Israel may have been created from the ashes of the Holocaust, but for Palestinians, what rose from these ashes resulted in their displacement. They saw their homeland divided and given away. To Soudry, Israel may represent a democratic paradise, but for the people who were displaced and whose homes were demolished by Israeli tanks this may not be the case.

It is hard to believe that people blow themselves up just to kill innocents. They usually believe in some higher cause – perhaps liberation. These people probably feel that they have truly run out of options. This by no means makes what they do right, but can you imagine what it is like to feel that that the only way to save the future is to sacrifice your life? What one person perceives as a terrorist another may call a soldier.

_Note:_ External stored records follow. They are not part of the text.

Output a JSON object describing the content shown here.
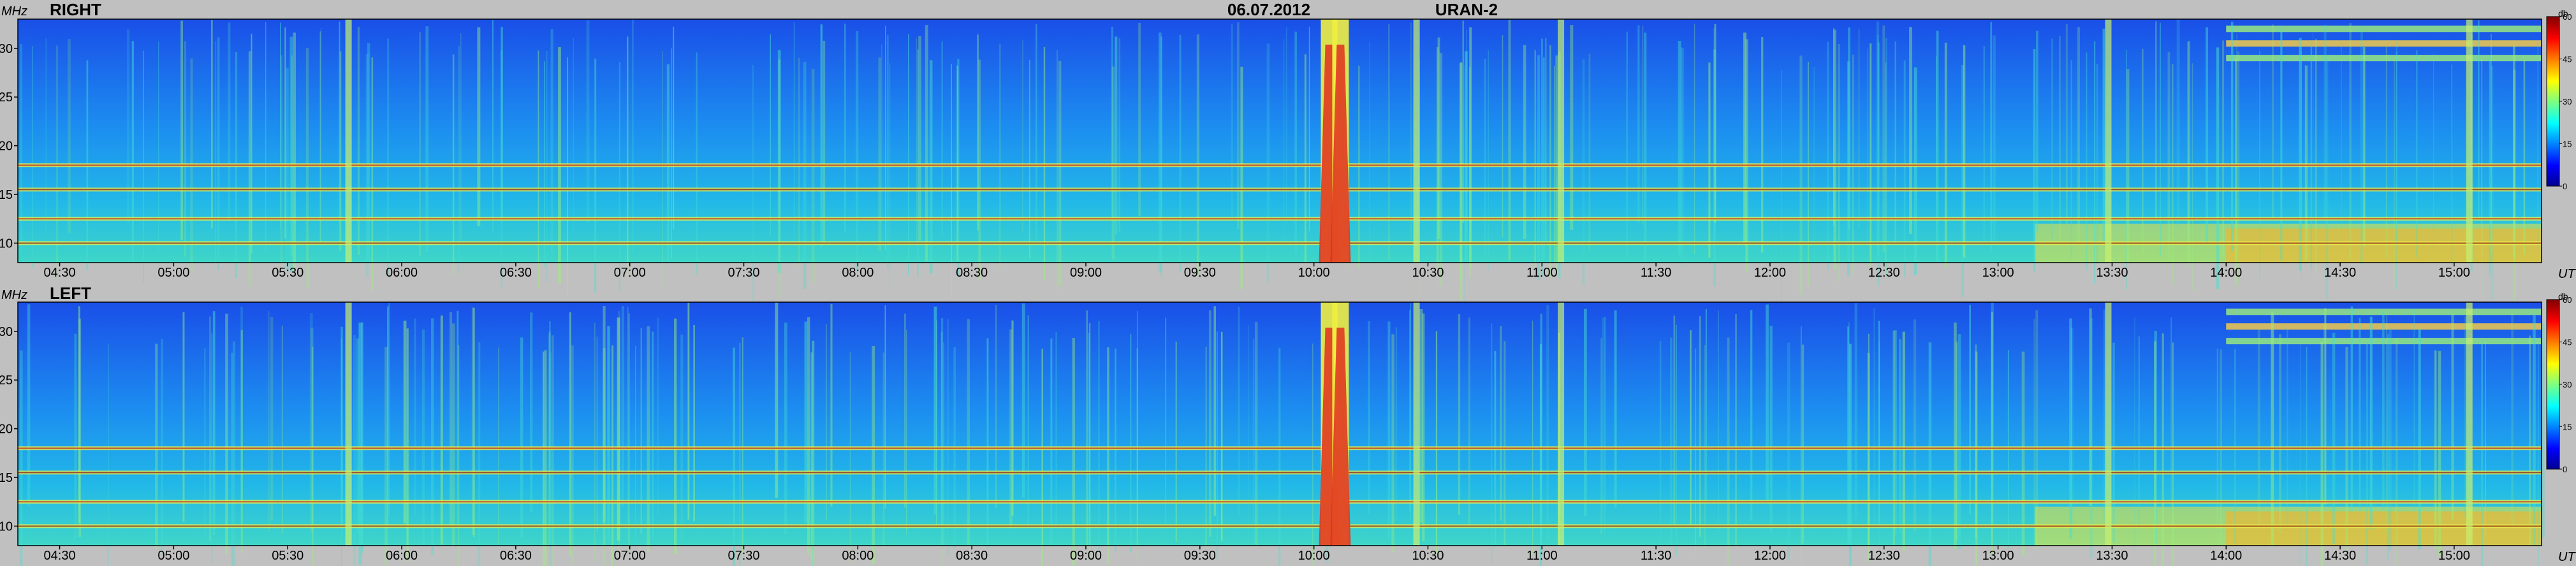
{
  "header": {
    "date": "06.07.2012",
    "station": "URAN-2"
  },
  "chart_data": [
    {
      "type": "heatmap",
      "panel_label": "RIGHT",
      "ylabel": "MHz",
      "xlabel": "UT",
      "x_ticks": [
        "04:30",
        "05:00",
        "05:30",
        "06:00",
        "06:30",
        "07:00",
        "07:30",
        "08:00",
        "08:30",
        "09:00",
        "09:30",
        "10:00",
        "10:30",
        "11:00",
        "11:30",
        "12:00",
        "12:30",
        "13:00",
        "13:30",
        "14:00",
        "14:30",
        "15:00"
      ],
      "y_ticks": [
        10,
        15,
        20,
        25,
        30
      ],
      "ylim": [
        8,
        33
      ],
      "xlim": [
        "04:19",
        "15:23"
      ],
      "colorbar": {
        "unit": "db",
        "ticks": [
          0,
          15,
          30,
          45,
          60
        ],
        "range": [
          0,
          60
        ]
      },
      "features": {
        "type_iii_bursts_UT": [
          "05:46",
          "10:04",
          "10:07",
          "10:27",
          "11:05",
          "13:29",
          "15:04"
        ],
        "interference_bands_MHz": [
          10,
          12.5,
          15.5,
          18
        ],
        "high_band_activity_after_UT": "14:00"
      }
    },
    {
      "type": "heatmap",
      "panel_label": "LEFT",
      "ylabel": "MHz",
      "xlabel": "UT",
      "x_ticks": [
        "04:30",
        "05:00",
        "05:30",
        "06:00",
        "06:30",
        "07:00",
        "07:30",
        "08:00",
        "08:30",
        "09:00",
        "09:30",
        "10:00",
        "10:30",
        "11:00",
        "11:30",
        "12:00",
        "12:30",
        "13:00",
        "13:30",
        "14:00",
        "14:30",
        "15:00"
      ],
      "y_ticks": [
        10,
        15,
        20,
        25,
        30
      ],
      "ylim": [
        8,
        33
      ],
      "xlim": [
        "04:19",
        "15:23"
      ],
      "colorbar": {
        "unit": "db",
        "ticks": [
          0,
          15,
          30,
          45,
          60
        ],
        "range": [
          0,
          60
        ]
      },
      "features": {
        "type_iii_bursts_UT": [
          "05:46",
          "10:04",
          "10:07",
          "10:27",
          "11:05",
          "13:29",
          "15:04"
        ],
        "interference_bands_MHz": [
          10,
          12.5,
          15.5,
          18
        ],
        "high_band_activity_after_UT": "14:00"
      }
    }
  ]
}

This wasn’t written to be pro-Palestinian or anti-Israeli. The point was to illustrate the fact that there are two sides to every story. Palestinians have suffered just as the Israelis have and both sides have committed horrific atrocities against each other. If we cannot understand this fact then peace is further away than we thought. When people use propaganda and scare tactics to coax us into supporting this or that side as Soudry has, it usually only perpetuates the problem. The U.S. needs to re-evaluate its foreign policy and make decisions not based on fear or as reactions to others; rather, it should reconcile its short-term and long-term interests with balanced deliberation. Feelings and beliefs are beautiful things but they can sometimes fog our perceptions of reality. Protecting the “free world” and protecting Israel are two different things. Soudry should take a step back and look at the whole picture. I’ve tried and it’s still hard to see through the cloud of hate and despair.